Awwww... Mom and Dad swan and seven cute little cygnets!! But I wonder what Ruby did when she spotted them. Around here, the swans can be pretty aggressive. I know a young woman who was floating around a lake on an inflatable thing and was attacked by a swan. She didn't realize she had floated too close to the nest. This happened on the eve of her wedding day, no less! She was not badly hurt, but still... kinda scary. 

So, how did Ruby react?


----------



## harrigab (Aug 21, 2011)

very well msW, no charging in after them all though tbh I'd given her a "steady" command as soon as I saw them. She looked at them but held steady I'm glad to say.


----------



## mswhipple (Mar 7, 2011)

You really have a gem in Ruby!! Beauty AND brains!! ;D ;D ;D


----------



## harrigab (Aug 21, 2011)

believe me Mary, she can be a real niggly knickers at times


----------



## Hbomb (Jan 24, 2012)

Niggly knickers! Haven't heard that one before! In what way ?


----------



## harrigab (Aug 21, 2011)

she just doesn't like strange dogs or people getting in her face Alice, and she lets them know it.


----------



## Hbomb (Jan 24, 2012)

I think if I was a dog I would be like Ruby.. nothing winds me up more than getting hugged by people I barely know! personal space can be a good thing


----------



## mswhipple (Mar 7, 2011)

I hear that, Hbomb! I have never been much of a "hugger". I just feel like saying, when a virtual stranger comes at me with outstretched arms, PLEASE DON'T (but of course, I don't). 

I guess that's one of the things I love about dogs. They are pretty honest about how they feel!


----------



## SteelCityDozer (Aug 25, 2011)

Harri, our Dozer us the same exact way. That's how he got attacked, bec his warning to get out if his face was taken as a challenge. And when his cousin (a weim) visits they are fine around each other but Dozer will NOT look at him directly. Always points his face away.


----------



## redrover (Mar 17, 2011)

Wow! How fun. I've never seen such little swanlings so close before!

That reminds me...Jasper saw his first deer today when we were out. It was about 5, 5:15 when he spotted it. It was on the other side of the fence. He stared after it for a good five minutes. Not sure what he would have done if he could have chased it (he'll stop if I tell him, so not too worried about him running off after something). He's known to back down willingly if the other animal stands its ground, so I imagine if the deer ever just refused to run, he wouldn't chase. 

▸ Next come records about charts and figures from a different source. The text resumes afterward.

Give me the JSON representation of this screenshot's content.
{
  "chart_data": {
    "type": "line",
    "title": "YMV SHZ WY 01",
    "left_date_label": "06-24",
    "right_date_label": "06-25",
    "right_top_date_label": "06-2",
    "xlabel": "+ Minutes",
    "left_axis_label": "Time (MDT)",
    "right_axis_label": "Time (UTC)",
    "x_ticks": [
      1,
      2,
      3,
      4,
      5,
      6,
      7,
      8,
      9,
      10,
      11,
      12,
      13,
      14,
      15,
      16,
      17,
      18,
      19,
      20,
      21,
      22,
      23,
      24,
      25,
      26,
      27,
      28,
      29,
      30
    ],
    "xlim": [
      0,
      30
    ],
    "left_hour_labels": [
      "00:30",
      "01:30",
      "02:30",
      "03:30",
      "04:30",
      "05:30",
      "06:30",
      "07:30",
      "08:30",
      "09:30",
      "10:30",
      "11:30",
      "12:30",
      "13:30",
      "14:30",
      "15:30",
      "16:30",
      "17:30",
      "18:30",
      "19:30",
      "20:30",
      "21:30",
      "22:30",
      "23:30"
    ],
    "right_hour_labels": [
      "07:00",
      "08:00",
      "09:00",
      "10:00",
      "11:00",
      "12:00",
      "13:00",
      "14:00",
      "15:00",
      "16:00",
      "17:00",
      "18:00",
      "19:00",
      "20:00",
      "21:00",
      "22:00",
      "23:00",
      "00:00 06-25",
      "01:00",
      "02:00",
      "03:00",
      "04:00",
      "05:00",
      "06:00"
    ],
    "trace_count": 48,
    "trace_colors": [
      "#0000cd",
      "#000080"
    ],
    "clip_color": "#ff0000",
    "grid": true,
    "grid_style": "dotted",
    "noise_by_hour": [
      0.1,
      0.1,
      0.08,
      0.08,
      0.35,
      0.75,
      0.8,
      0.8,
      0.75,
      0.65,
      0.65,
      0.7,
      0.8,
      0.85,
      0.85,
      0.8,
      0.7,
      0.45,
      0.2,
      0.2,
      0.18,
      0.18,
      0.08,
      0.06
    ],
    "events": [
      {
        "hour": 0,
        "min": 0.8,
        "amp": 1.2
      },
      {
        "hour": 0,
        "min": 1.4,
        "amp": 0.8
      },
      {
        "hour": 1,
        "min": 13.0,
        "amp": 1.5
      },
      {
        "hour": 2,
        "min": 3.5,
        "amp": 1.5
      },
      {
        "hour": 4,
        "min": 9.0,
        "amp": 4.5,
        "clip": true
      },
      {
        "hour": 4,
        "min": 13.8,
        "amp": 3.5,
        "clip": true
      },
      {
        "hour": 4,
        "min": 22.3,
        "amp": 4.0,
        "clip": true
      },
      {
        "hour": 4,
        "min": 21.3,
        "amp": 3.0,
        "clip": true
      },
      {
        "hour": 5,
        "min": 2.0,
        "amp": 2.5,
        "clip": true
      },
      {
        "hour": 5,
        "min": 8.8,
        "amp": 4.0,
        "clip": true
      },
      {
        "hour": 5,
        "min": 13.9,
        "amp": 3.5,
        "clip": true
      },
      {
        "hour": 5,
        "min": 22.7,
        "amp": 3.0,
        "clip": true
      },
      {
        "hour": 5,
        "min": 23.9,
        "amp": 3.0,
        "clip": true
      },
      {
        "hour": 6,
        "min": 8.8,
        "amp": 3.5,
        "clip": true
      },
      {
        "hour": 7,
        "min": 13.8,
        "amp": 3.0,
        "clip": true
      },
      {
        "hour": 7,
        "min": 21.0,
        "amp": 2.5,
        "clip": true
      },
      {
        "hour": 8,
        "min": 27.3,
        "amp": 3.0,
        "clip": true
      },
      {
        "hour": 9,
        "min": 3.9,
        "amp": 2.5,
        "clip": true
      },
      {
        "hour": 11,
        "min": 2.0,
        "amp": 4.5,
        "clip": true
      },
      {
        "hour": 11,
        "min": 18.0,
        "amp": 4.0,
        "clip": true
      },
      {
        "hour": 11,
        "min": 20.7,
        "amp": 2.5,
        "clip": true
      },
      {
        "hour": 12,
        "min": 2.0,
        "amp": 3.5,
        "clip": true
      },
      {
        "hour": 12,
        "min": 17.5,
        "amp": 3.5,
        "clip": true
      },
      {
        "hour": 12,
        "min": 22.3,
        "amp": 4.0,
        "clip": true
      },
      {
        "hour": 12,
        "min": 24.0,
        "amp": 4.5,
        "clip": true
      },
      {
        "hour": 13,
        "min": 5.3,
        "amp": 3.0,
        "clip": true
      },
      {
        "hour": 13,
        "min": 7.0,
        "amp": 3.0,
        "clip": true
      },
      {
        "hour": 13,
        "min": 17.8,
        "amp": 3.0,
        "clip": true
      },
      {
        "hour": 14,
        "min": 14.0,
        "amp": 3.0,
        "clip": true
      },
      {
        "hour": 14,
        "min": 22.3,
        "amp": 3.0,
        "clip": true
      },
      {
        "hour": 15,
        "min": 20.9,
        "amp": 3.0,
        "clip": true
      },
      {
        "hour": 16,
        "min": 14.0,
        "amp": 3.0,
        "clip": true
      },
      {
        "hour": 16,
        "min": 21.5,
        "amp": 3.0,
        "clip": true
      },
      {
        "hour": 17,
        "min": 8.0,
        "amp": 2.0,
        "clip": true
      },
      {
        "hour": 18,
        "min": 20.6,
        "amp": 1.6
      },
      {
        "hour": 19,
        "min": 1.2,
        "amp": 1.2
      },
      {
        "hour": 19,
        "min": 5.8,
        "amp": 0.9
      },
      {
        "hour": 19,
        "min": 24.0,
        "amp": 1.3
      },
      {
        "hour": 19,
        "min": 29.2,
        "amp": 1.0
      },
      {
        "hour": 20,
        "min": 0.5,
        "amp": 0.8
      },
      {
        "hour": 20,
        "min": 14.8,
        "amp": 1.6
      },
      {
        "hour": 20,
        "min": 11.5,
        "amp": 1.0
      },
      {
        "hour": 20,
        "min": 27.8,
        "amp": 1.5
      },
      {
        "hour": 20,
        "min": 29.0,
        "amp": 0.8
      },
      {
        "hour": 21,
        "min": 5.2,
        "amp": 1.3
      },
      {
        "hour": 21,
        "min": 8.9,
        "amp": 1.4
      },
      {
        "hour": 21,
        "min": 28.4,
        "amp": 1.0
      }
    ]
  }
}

Sometimes on our runs we come across geese. Since we aren't terribly far from their nests, they're pretty displeased with him running around. They puff up and stand their ground--and he decides he'd rather be on the other side of me! My hero.


----------



## datacan (May 15, 2011)

I don't have a picture but Sam missed noticing a rabbit today (ten feet away)... he spotted a female dog, instead :-[ 



 think it's photoshop...


----------